Today's thought begins with an observation. That part of the reason why I have so many books I haven't read is because I cull the ones I do read and pass them on to new readers. Some survive, and that's the interesting part to observe. Yes, I have my Harry Potter series, much loved and well read (the more so because I deliberately collected used first versions of the original English paperbacks), and those I'll keep forever. Those are an exception to the interpretive analysis.
Which is this: that the books I give away are not necessarily inferior or somehow undesireable. The difference is simply that the ones I've read and kept have been almost exclusively those that I have had the opportunity to discuss in some setting or another, drawing out their meanings in such a way that they have become as friends rather than as mere objects to be traded and given away.

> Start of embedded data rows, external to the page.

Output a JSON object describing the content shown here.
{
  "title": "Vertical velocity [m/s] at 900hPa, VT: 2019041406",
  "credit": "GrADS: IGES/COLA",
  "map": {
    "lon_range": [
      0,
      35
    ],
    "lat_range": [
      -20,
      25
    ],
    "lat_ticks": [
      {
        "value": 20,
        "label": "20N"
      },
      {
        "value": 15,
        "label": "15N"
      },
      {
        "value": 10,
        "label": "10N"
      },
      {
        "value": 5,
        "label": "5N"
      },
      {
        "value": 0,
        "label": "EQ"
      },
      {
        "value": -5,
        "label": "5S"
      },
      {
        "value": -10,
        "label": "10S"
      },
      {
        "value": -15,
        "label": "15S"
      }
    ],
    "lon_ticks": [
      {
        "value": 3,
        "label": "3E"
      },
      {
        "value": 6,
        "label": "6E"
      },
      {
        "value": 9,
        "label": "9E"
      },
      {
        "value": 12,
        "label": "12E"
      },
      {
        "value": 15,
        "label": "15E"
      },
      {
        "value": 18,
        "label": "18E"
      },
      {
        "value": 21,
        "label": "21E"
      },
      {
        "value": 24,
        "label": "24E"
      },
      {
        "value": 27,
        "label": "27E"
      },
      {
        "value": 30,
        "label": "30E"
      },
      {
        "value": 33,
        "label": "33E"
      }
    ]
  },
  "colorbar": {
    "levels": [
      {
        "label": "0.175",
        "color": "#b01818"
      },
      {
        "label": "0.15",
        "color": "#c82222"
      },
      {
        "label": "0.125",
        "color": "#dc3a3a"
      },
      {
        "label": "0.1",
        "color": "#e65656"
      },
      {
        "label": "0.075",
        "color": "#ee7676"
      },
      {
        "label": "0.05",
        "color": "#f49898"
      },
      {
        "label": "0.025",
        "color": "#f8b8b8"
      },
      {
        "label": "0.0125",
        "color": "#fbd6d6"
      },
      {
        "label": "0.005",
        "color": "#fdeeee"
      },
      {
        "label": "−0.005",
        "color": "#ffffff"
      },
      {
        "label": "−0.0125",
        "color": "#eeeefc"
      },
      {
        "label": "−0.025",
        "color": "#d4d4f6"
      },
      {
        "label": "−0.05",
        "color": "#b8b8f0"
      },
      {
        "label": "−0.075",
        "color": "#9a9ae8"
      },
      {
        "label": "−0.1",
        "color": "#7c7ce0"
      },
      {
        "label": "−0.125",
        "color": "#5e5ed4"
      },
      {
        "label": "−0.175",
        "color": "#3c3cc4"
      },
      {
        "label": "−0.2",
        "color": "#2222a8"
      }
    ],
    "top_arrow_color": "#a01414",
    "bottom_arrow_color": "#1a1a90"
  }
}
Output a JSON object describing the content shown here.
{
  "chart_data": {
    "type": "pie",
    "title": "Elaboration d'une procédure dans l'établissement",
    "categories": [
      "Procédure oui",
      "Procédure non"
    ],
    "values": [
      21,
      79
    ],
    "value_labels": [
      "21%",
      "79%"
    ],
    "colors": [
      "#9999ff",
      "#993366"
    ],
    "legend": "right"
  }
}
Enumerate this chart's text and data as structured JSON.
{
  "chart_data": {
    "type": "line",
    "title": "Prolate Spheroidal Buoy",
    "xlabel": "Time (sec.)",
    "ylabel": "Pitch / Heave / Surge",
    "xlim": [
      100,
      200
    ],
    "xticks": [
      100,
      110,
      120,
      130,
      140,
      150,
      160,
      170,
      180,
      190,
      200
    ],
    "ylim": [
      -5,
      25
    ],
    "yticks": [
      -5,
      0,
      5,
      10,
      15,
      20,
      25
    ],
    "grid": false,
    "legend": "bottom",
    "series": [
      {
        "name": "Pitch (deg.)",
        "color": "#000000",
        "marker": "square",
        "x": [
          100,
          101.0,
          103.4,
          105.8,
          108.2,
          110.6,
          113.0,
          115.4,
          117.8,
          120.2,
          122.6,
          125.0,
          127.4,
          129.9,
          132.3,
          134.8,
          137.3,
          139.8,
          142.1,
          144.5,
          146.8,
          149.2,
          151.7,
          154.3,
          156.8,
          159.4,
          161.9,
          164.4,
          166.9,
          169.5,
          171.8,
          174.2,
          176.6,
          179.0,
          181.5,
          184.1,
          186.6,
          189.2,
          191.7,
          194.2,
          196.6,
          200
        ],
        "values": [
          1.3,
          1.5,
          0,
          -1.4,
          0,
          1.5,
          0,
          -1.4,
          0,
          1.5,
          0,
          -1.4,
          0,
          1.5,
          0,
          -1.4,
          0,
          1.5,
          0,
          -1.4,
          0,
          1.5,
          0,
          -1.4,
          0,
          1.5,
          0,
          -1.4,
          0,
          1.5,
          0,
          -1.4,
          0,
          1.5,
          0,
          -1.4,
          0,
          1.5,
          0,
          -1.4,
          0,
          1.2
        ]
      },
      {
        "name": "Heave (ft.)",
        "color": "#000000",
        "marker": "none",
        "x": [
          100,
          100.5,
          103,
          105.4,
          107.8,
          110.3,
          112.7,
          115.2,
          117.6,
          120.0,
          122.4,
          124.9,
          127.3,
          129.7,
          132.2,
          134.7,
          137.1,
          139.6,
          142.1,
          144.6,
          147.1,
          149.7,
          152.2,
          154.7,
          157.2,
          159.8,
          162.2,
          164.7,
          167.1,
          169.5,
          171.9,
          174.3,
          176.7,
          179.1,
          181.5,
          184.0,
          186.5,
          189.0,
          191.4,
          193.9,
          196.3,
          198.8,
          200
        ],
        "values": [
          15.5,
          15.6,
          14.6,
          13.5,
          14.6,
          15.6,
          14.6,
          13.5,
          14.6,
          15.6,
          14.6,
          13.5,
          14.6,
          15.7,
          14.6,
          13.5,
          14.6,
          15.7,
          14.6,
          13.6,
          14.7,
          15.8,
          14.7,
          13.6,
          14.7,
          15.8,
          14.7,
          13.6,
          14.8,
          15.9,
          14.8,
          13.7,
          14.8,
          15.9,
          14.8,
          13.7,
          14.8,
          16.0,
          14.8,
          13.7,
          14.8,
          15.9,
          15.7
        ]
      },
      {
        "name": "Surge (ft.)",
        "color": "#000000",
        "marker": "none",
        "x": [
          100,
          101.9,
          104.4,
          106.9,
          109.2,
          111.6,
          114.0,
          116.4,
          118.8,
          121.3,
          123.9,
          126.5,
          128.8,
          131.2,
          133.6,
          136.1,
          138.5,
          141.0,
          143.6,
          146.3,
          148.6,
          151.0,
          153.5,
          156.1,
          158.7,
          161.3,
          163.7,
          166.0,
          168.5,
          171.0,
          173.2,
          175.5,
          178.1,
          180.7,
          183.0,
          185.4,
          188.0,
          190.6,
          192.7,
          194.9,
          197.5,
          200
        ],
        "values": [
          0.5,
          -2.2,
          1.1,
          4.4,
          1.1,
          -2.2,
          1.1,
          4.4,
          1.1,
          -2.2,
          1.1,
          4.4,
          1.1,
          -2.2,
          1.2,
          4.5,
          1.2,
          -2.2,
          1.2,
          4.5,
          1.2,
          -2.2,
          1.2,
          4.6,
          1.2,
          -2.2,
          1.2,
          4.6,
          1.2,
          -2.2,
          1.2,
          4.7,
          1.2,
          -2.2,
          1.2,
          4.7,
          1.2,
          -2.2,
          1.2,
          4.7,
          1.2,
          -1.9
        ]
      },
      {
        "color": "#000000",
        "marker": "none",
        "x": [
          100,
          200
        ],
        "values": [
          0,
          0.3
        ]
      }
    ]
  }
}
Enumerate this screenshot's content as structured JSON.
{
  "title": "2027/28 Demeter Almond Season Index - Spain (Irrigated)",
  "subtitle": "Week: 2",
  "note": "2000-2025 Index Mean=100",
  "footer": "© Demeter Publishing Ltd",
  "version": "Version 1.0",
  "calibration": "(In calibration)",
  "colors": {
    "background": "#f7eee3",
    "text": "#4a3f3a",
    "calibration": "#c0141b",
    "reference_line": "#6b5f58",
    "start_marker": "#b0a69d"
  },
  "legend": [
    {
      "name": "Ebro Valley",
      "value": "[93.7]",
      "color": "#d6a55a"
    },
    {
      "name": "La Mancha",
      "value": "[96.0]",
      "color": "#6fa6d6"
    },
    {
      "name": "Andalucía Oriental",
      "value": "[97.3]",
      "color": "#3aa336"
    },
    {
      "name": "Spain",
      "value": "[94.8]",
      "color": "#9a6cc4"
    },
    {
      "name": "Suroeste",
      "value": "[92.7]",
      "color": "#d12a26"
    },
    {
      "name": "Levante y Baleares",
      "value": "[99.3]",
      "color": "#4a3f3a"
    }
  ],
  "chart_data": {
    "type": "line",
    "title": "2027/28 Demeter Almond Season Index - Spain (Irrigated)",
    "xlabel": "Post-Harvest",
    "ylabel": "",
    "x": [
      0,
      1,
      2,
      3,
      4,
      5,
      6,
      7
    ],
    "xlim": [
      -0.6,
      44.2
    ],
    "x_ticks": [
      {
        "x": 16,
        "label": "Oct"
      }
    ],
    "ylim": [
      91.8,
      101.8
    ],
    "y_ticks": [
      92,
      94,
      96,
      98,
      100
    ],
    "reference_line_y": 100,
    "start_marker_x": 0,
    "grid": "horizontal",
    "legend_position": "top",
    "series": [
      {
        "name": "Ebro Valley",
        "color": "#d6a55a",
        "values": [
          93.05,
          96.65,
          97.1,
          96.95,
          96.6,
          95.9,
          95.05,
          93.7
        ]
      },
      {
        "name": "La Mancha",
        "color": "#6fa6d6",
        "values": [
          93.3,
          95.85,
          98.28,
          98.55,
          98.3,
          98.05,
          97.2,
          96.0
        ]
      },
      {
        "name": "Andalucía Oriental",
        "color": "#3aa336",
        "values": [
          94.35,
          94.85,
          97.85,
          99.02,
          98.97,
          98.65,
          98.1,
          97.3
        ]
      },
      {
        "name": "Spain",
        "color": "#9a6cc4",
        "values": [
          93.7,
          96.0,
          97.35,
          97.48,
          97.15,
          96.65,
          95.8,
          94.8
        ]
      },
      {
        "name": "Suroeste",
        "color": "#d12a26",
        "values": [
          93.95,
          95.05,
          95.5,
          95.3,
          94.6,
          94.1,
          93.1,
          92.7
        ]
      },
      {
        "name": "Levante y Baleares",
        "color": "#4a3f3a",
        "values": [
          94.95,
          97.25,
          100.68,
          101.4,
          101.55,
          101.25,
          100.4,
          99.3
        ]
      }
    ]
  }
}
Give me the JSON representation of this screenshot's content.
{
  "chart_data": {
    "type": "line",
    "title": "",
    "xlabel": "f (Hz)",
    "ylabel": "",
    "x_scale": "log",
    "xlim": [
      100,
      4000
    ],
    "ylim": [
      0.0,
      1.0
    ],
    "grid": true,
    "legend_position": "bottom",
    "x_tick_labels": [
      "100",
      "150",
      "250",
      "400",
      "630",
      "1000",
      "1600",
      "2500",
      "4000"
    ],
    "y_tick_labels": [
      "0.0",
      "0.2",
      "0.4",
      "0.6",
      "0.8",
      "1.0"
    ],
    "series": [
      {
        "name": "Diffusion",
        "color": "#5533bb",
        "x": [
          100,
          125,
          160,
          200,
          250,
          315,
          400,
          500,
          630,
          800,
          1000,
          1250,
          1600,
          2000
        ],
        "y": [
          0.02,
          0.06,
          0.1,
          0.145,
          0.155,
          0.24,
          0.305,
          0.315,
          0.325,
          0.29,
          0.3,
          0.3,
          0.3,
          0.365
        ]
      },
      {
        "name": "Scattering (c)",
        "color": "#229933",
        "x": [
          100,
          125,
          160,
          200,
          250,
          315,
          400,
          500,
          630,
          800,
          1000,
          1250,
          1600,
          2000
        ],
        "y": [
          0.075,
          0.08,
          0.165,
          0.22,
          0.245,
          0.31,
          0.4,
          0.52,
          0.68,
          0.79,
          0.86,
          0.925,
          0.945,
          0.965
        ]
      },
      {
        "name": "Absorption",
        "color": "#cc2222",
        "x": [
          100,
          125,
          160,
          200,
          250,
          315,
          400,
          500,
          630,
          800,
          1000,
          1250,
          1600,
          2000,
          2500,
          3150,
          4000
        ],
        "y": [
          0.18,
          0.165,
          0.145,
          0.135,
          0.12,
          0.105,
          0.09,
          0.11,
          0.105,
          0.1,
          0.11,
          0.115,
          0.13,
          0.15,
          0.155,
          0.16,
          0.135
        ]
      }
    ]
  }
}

Hence most of the books I read in college and high school literature classes remain on my shelves, but a supply of contemporary fiction is ever rotating in and out.
I suppose in this way, my personal library has been molded by my communities. For they have been the bridge to bring me insight and understanding, connections to a text where I had none before. Through them, I have befriend unusual characters with whom I have no other sympathetic link. And so they have kept these books for me, giving them a greater place in my life and affections than they might otherwise have warranted.